Setiap orang yang memiliki keimanan kepada Allah ﷻ akan menghadapi berbagai ujian dalam hidupnya. Allah ﷻ telah menjanjikan kemenangan bagi mereka yang tetap teguh dalam keimanan mereka. Allah ﷻ berfirman dalam Al-Qur'an,
يَاَ أَيُّهَا الَّذِينَ آمَنُوا اتَّقُوا اللَّهَ حَقَّ تُقَاتِهِ وَلَا تَمُوتُنَّ إِلَّا وَأَنْتُمْ مُّسْلِمُونَ
"Wahai orang-orang yang beriman! Bertakwalah kepada Allah dengan sebenar-benar takwa kepada-Nya dan janganlah kamu mati kecuali dalam keadaan Islam."
(QS Ali 'Imran: 102)
Allah ﷻ berfirman, "Wahai orang-orang yang beriman!" Dan kita insyaAllah termasuk di antara orang-orang beriman. Itu berarti kita sedang dipanggil langsung oleh Allah ﷻ. Berulang kali dalam Al-Qur’anul Karim, Allah ﷻ memanggil kita dengan panggilan yang mulia ini. Namun sayangnya, sering kali kita tidak mendengarkan panggilan itu karena terlalu sibuk dengan urusan duniawi.
Setelah memanggil kita, Allah ﷻ memerintahkan agar kita bertakwa kepada-Nya dengan sebenar-benarnya takwa. Sebagian orang mungkin menganggap kata "takwa" sudah sering terdengar, bahkan menjadi istilah yang biasa. Namun, takwa bukanlah sekadar kata yang diucapkan atau didengar.
“Takwa adalah mengingat Allah ﷻ dalam setiap waktu dan tidak melupakan-Nya. Takwa adalah bersyukur atas nikmat-Nya dan tidak kufur. Takwa adalah menjalankan segala perintah-Nya dan menjauhi larangan-Nya.”
Kemudian Allah ﷻ melanjutkan firman-Nya: "Janganlah kalian mati kecuali dalam keadaan Islam." Ini adalah peringatan dan juga harapan yang besar. Karena jika kita melihat peristiwa demi peristiwa yang terjadi di sekitar kita, di dalam rumah kita, pada diri kita sendiri, di lingkungan kita, bahkan di negeri kita, terlalu banyak musibah yang menimpa. Seakan-akan musibah itu datang silih berganti tanpa henti. Mengapa demikian? Karena …
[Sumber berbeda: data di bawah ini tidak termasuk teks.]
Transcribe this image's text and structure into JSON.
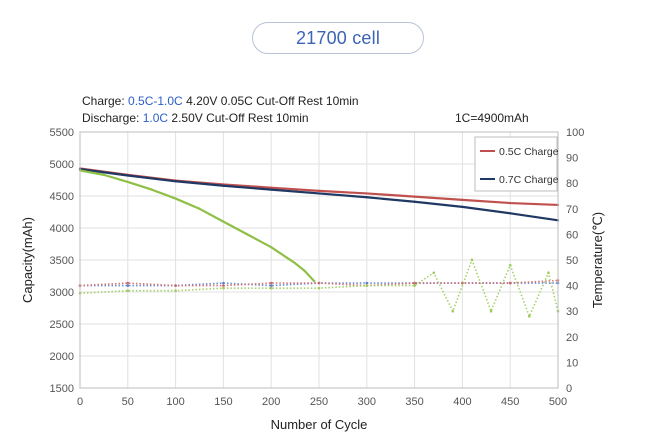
{
  "title": "21700 cell",
  "conditions": {
    "charge": {
      "prefix": "Charge: ",
      "rate": "0.5C-1.0C",
      "rest": " 4.20V 0.05C Cut-Off Rest 10min"
    },
    "discharge": {
      "prefix": "Discharge: ",
      "rate": "1.0C",
      "rest": " 2.50V Cut-Off Rest 10min"
    },
    "c_rating": "1C=4900mAh"
  },
  "colors": {
    "series_05c": "#c0504d",
    "series_07c": "#1f3864",
    "series_green": "#8fbf45",
    "temp_blue": "#5b7fd0",
    "temp_red": "#d06a6a",
    "temp_green": "#9ccc5a",
    "grid": "#e2e2e2"
  },
  "chart_data": {
    "type": "line",
    "xlabel": "Number of Cycle",
    "ylabel": "Capacity(mAh)",
    "y2label": "Temperature(℃)",
    "xlim": [
      0,
      500
    ],
    "ylim": [
      1500,
      5500
    ],
    "y2lim": [
      0,
      100
    ],
    "xticks": [
      "0",
      "50",
      "100",
      "150",
      "200",
      "250",
      "300",
      "350",
      "400",
      "450",
      "500"
    ],
    "yticks": [
      "1500",
      "2000",
      "2500",
      "3000",
      "3500",
      "4000",
      "4500",
      "5000",
      "5500"
    ],
    "y2ticks": [
      "0",
      "10",
      "20",
      "30",
      "40",
      "50",
      "60",
      "70",
      "80",
      "90",
      "100"
    ],
    "legend_position": "top-right",
    "series": [
      {
        "name": "0.5C Charge",
        "color": "#c0504d",
        "x": [
          0,
          50,
          100,
          150,
          200,
          250,
          300,
          350,
          400,
          450,
          500
        ],
        "values": [
          4930,
          4830,
          4740,
          4680,
          4630,
          4580,
          4540,
          4490,
          4440,
          4390,
          4360
        ]
      },
      {
        "name": "0.7C Charge",
        "color": "#1f3864",
        "x": [
          0,
          50,
          100,
          150,
          200,
          250,
          300,
          350,
          400,
          450,
          500
        ],
        "values": [
          4920,
          4820,
          4730,
          4660,
          4600,
          4540,
          4480,
          4410,
          4330,
          4230,
          4120
        ]
      },
      {
        "color": "#8fbf45",
        "x": [
          0,
          25,
          50,
          75,
          100,
          125,
          150,
          175,
          200,
          225,
          235,
          245
        ],
        "values": [
          4900,
          4830,
          4720,
          4600,
          4460,
          4300,
          4100,
          3900,
          3700,
          3450,
          3330,
          3170
        ]
      }
    ],
    "temperature_series": [
      {
        "color": "#5b7fd0",
        "x": [
          0,
          50,
          100,
          150,
          200,
          250,
          300,
          350,
          400,
          450,
          500
        ],
        "values": [
          40,
          40,
          40,
          41,
          40,
          41,
          41,
          41,
          41,
          41,
          41
        ]
      },
      {
        "color": "#d06a6a",
        "x": [
          0,
          50,
          100,
          150,
          200,
          250,
          300,
          350,
          400,
          450,
          500
        ],
        "values": [
          40,
          41,
          40,
          40,
          41,
          41,
          40,
          41,
          41,
          41,
          42
        ]
      },
      {
        "color": "#9ccc5a",
        "x": [
          0,
          50,
          100,
          150,
          200,
          250,
          300,
          350,
          370,
          390,
          410,
          430,
          450,
          470,
          490,
          500
        ],
        "values": [
          37,
          38,
          38,
          39,
          39,
          39,
          40,
          40,
          45,
          30,
          50,
          30,
          48,
          28,
          45,
          30
        ]
      }
    ]
  }
}
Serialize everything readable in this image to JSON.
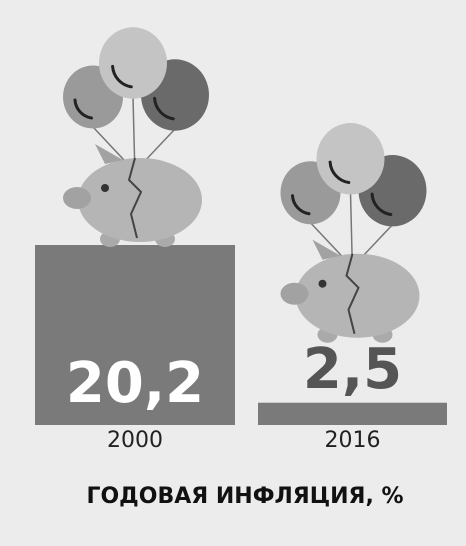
{
  "chart_data": {
    "type": "bar",
    "title": "ГОДОВАЯ ИНФЛЯЦИЯ, %",
    "categories": [
      "2000",
      "2016"
    ],
    "values": [
      20.2,
      2.5
    ],
    "value_labels": [
      "20,2",
      "2,5"
    ],
    "color": "#7a7a7a"
  }
}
“Kita sedang berada di dunia, tempat ujian dan cobaan. Dunia bukan tempat istirahat, melainkan tempat perjuangan untuk menuju akhirat.”
Allah ﷻ telah berfirman bahwa Dia benar-benar akan menguji kita dengan rasa takut, rasa lapar, kekurangan harta, kekurangan buah-buahan, serta kehilangan orang-orang terkasih,
وَلَنَبْلُونَّكُمْ بِشَيْءٍ مِنَ الْخَوْفِ وَالْجُوُعِ وَنَقْصِ مِّنَ الْأَمْوَالِ وَالْأَنفُسِ وَالْثَّمَرَاتِ وَبَشِّرِ الْصَّابِرِينَ
"Dan sungguh Kami akan menguji kamu dengan sedikit ketakutan, kelaparan, kekurangan harta, jiwa, dan buah-buahan. Dan sampaikanlah kabar gembira kepada orang-orang yang sabar."
(QS Al-Baqarah: 155)
Semua itu adalah ujian dari Allah ﷻ. Namun demikian, Dia juga memberikan kabar gembira bagi orang-orang yang bersabar dalam menghadapi ujian tersebut.
Di antara musibah yang menimpa kita, ada yang kehilangan kendaraan, ada yang rumahnya terbakar, dan ada pula yang menjadi korban gempa bumi. Kita sering kali menganggap musibah-musibah semacam itu sangat besar dan menyedihkan. Kita merasa iba kepada mereka yang mengalaminya.
Namun …
“Ada musibah yang jauh lebih besar daripada kehilangan harta benda, bahkan lebih dahsyat daripada gempa bumi atau tsunami. Apakah itu? Musibah dalam agama kita.”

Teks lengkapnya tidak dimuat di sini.